2026年05月23日(土)

コラム・エッセイ

(8)芍薬

補 周南新百景 佐森芳夫(画家)

 「立てば芍薬、座れば牡丹、歩く姿は百合の花」、美しい女性の容姿や立ち振る舞いを花にたとえた諺(ことわざ)であるが、最近では、いろいろな意見があることなどから、使われることが少なくなったといえる。

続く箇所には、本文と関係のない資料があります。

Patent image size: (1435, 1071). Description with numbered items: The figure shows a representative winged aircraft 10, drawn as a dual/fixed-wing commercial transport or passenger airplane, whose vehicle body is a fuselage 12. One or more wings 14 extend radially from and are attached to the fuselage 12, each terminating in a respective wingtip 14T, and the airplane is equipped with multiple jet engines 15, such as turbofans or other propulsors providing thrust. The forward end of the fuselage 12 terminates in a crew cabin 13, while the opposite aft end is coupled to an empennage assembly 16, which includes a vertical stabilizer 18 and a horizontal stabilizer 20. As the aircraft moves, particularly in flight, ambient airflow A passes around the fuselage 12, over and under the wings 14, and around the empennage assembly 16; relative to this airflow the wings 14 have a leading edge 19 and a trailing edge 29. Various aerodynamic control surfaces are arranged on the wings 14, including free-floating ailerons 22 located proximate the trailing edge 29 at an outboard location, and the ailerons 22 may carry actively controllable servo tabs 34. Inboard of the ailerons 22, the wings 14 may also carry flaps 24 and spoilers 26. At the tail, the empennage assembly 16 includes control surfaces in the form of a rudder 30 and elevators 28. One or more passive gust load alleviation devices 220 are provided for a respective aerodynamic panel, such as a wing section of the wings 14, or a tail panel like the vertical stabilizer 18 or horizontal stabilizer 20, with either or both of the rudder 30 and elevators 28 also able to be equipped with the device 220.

 しかし、古い時代の物語や伝説を読み返してみると、そのことわざが持っている魅力を感じることができる。それは、たとえ、そのことわざが使われていない場合であっても、それがふさわしいと感じることもある。

 その一つが、『平家物語』の「扇の的」に登場する一人の女性であろう。「扇の的」といえば、船上にかかげられた扇をおよそ70メートル離れた場所から見事に射落とした那須与一の話が有名すぎるほど有名である。

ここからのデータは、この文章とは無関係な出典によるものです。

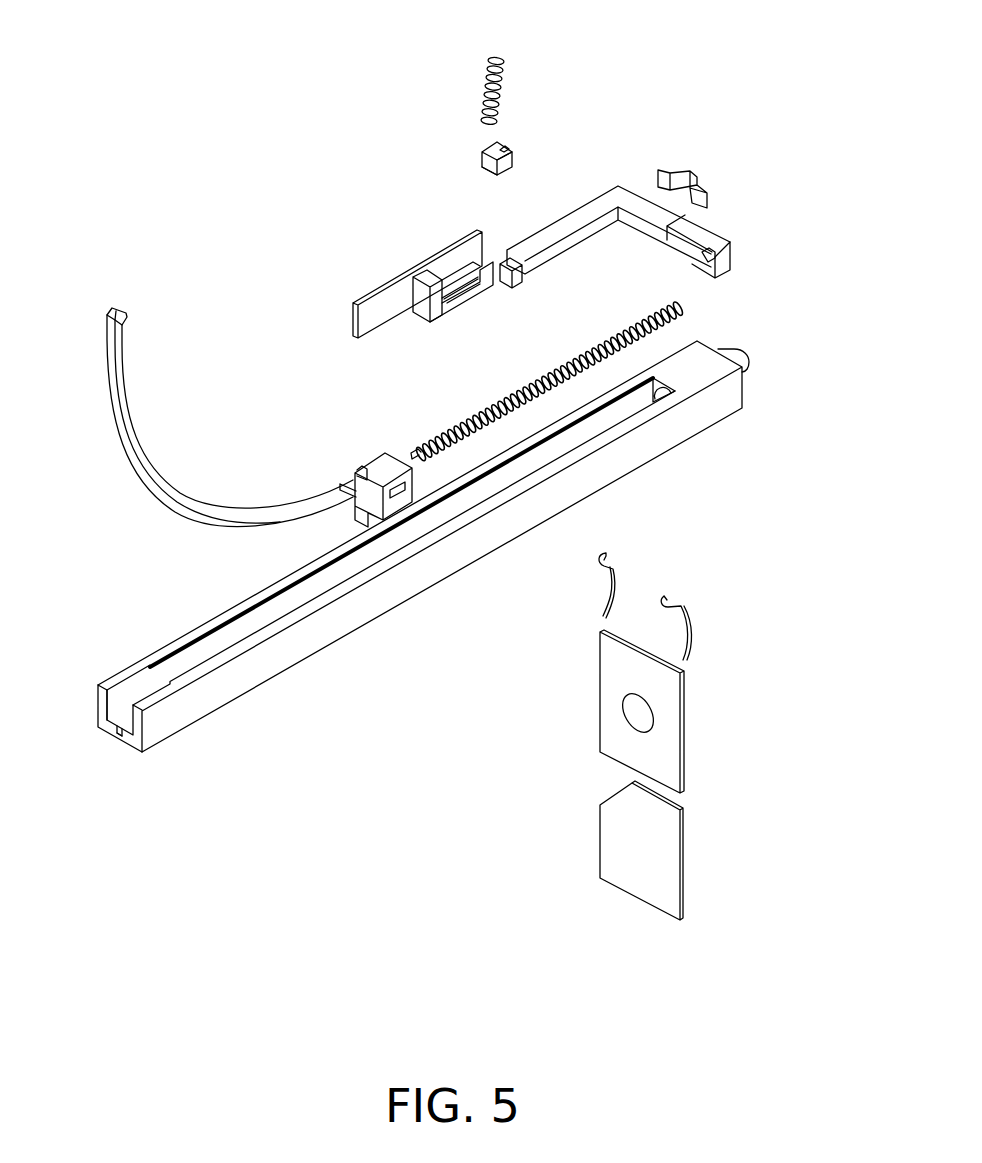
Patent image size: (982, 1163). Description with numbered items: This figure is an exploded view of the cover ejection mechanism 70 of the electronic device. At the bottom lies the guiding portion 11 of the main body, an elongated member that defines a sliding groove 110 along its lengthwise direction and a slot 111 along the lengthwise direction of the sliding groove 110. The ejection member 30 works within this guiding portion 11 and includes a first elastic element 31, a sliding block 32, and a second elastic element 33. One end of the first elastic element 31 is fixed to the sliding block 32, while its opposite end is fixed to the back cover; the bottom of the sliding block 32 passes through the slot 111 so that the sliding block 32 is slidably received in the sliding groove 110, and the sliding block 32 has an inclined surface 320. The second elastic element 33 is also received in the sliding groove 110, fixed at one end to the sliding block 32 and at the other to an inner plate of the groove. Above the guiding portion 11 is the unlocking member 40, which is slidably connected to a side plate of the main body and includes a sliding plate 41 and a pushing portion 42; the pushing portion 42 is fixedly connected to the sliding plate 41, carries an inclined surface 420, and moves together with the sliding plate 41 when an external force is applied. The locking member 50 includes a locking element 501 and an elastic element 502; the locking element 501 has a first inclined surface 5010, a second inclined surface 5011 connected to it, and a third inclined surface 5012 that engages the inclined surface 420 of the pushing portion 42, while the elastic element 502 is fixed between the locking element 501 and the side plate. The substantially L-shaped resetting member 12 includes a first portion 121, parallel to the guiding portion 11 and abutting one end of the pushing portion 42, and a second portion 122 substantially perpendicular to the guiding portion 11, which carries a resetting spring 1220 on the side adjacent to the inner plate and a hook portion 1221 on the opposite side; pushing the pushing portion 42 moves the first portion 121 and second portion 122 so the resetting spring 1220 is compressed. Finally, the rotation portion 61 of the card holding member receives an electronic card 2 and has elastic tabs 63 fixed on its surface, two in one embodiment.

 女性は、その陰に隠れているかのようにも思えるが、赤い袴に柳の五衣を着て、紅地に金色の日輪が描かれた扇を船の前部にはさみ立て、陸に向かって手招きをする優美な姿は、まさにことわざがふさわしいと言える。

 その女性について『平家物語』には詳しいことが書かれていないが、『源平盛衰記』には玉虫御前の名前が書かれている。源平の合戦後には、熊本県横野村の父のもとに身を寄せ、尼となって玉虫寺を建てたとされる。

 また、多くの平家の落人が隠れ住んだとされる熊本県八代市の五家荘(ごかのしょう)には、鬼山と名前を変えた玉虫御前が源氏方の追っ手であった那須与一の子と結ばれて幸せに暮らしたという伝説が残されている。

 そして、「立てば芍薬、座れば牡丹、歩く姿は百合の花」のことわざは、美しい女性の容姿や立ち振る舞いを花にたとえたものではなく、元々は生薬(しょうやく)の使い方をたとえた別の意味があるとも言われる。

 気が立った人には芍薬(しゃくやく)、座ってばかりいる人には牡丹、歩きながらふらついている人には百合、それぞれにふさわしい生薬があると伝えている。いずれも、花ではなく根や皮、地下茎などを使用する。